Modern science is only beginning to uncover the mechanisms of German Chamomile but have found it beneficial for such conditions as migraines (without aura), burning mouth syndrome (which worsens under stress), enhance overall sleep quality (although not proven to help insomnia to date), and General Anxiety Disorder in long-term studies. However, this did not appear to reduce the rate of relapse when Chamomile was removed. It is likely that the studies were too short only being 12 or 26 weeks. Chamomile also appears to be antidepressant as well as beneficial in mitigating anxiety.
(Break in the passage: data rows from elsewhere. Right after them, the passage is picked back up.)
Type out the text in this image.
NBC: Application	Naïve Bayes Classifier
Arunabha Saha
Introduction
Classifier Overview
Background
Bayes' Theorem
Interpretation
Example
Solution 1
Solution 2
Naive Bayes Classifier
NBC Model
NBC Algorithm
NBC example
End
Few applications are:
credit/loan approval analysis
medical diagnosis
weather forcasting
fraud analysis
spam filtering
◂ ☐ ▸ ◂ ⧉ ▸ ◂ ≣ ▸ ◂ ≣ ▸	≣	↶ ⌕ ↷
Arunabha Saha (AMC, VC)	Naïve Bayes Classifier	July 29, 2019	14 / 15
Studies investigating the role of Chamomile in dysmenorrhea and in the reduction of menstrual bleeding have found that oral Chamomile was more effective than NSAIDs as a pain-reliever and had a positive effect at reducing blood flow.
The chemical chamazulene has demonstrated an ability to significantly reverse the inflammation that accompanies osteoarthritis.
Chamomile also may be helpful in helping with obesity and metabolic syndrome. It improves insulin sensitivity and reduces glucose intolerance. The polyphenols in Chamomile appear to be effective at protecting against oxidative stress-related diseases such as metabolic syndrome (diabetes II) and obesity. These antioxidants appear to transfer into the plants essential oils as well. Certain studies have found Chamomile to be inhibitive to the digestion of carbohydrates and absorption of glucose in the intestines. Additionally, it demonstrates hypoglycemic and hypocholesterolemic actions.
This statement written into one study on obesity and metabolic syndrome is very revealing about the synergistic nature of plants remedials versus isolated components.
Oral = Tincture, 2-5 dropperfuls/ml (20 drops/ml), three times per day
Infusion = 1 Tbsp./C, two to four times per day
Topical = Baths, washes, infused oil, diluted essential oil; as needed
CONTRAINDICATIONS: Generally, people tolerate chamomile well when consumed in moderation. It is not advised to take high doses during the first trimester of pregnancy. Sensitivity may occur in those allergic to plants in the Asteraceae family such as daisies, chrysanthemums, marigold, or ragweed.
Although uncommon, side-effects have been known to include allergic reactions such as skin irritation, itching, rash, redness or swelling when applied topically (rarely anaphylaxis), nausea and dizziness.
Chamomile has potential to interact with certain drugs (especially when over-consumed) such as the blood thinner Warfarin, NSAIDs, Naproxen, antiplatelet medications, and Cyclosporine used in transplant patients to prevent rejection of the organ. Check with your physician to rule out the possibility of drug-herb interactions.
One final thought. While the mechanisms are not understood by science, it has verified that Mexican American women who use Chamomile have a reduction in all cause mortality. Science continues to search for the pathways that explain this occurrence. However, it does not surprise me in the least that an unassuming herb with the power to reduce anxiety and relieve depression in this stress-filled world would humbly and quietly boost longevity in those who esteem its simplicity. May I offer you some Chamomile?